- Theatrical release poster
- Directed by: Jaiiddev
- Written by: Jaiiddev
- Produced by: Naveen Rajan
- Starring: Bhavana; Ganesh Venkatraman; Priya Venkat; Jayaprakash; Sriranjini;
- Cinematography: Gautham G
- Edited by: Athul Vijay
- Music by: Varun Unni
- Production company: June Dreams Studios
- Distributed by: Sapphire Studios
- Release date: 28 March 2025;
- Country: India
- Language: Tamil

= The Door (2025 film) =

2025 Tamil film by Jaiiddev

The Door is a 2025 Indian Tamil-language horror thriller film starring Bhavana in the lead role, written and directed by her brother Jaiiddev and produced by her husband Naveen Rajan under June Dreams Studios banner. The film also stars Ganesh Venkatraman, Jayaprakash, Nandu, Sriranjini, Kapil Velavan, Gireesh, Priya Venkat, Ramesh Arumugam, Sindhoori, Sangeetha and others in important roles.
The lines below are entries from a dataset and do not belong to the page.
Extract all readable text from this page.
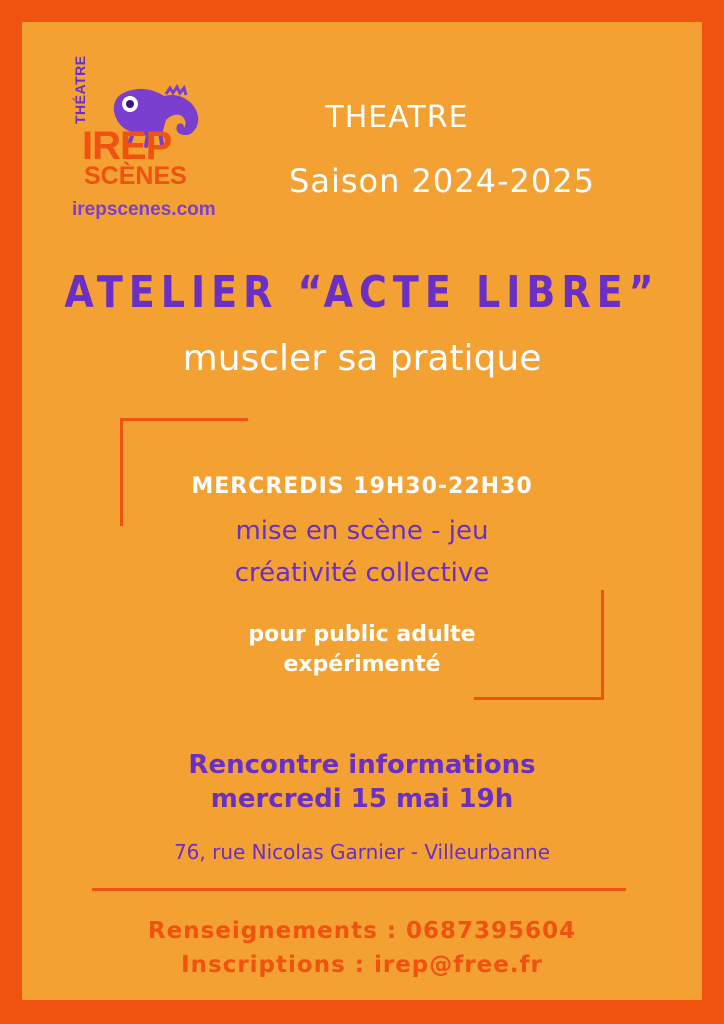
THÉATRE
IREP
SCÈNES
irepscenes.com
THEATRE
Saison 2024-2025
ATELIER “ACTE LIBRE”
muscler sa pratique
MERCREDIS 19H30-22H30
mise en scène - jeu
créativité collective
pour public adulte
expérimenté
Rencontre informations
mercredi 15 mai 19h
76, rue Nicolas Garnier - Villeurbanne
Renseignements : 0687395604
Inscriptions : irep@free.fr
The Door released in theatres on 28 March 2025 and became a commercial failure.

== Production ==
On 6 June 2023, coinciding with Bhavana's 37th birthday, an announcement about her 86th film which is to be written and directed by her brother Jaiiddev titled The Door was made. The film marks her return to Tamil cinema who was last seen in Ajith Kumar starrer film Aasal (2010), which released 13 years ago, during announcement. The horror-thriller film is produced by Bhavana's husband Naveen Rajan under June Dreams Studios banner, and the technical team consists of cinematographer Gautham G, editor Athul Vijay and music composer Varun Unni. Apart from Bhavana, the film also features Ganesh Venkatraman, Jayaprakash, Sriranjini, Nandhu, Kapil Velavan, Priya Venkat, Ramesh Arumugam, Sindhoori, Sangeetha and others in supporting roles.

== Release ==
The Door released in theatres on 28 March 2025 in Tamil, along with its dubbed versions in Kannada, Malayalam, Hindi and Telugu languages.

== Reception ==
A critic of Dinamalar rated the film 2.75/5 stars, praising the twists, interesting screenplay while criticizing the horror scenes for not being able to convey any kind of fear to the audience. Abhinav Subramanian of The Times of India gave 2/5 stars and wrote "In Jaiiddev's The Door, the most terrifying presence isn't actually in the movie; it's the creeping realisation you've seen this exact spectral blueprint many times before. The result is a two-hour séance that isn't slow-burn horror but simply... slow." A critic of Maalai Malar rated the film 2/5 stars, praising the performances of the actors and cinematography while criticizing the lack of horror elements, visuals and the excessive noise. A critic of Cinema Vikatan reviewed the film by lauding the few investigative scenes in the second half, while criticizing the screenplay, music, background score, illogical sequences and the preliminary level graphic works.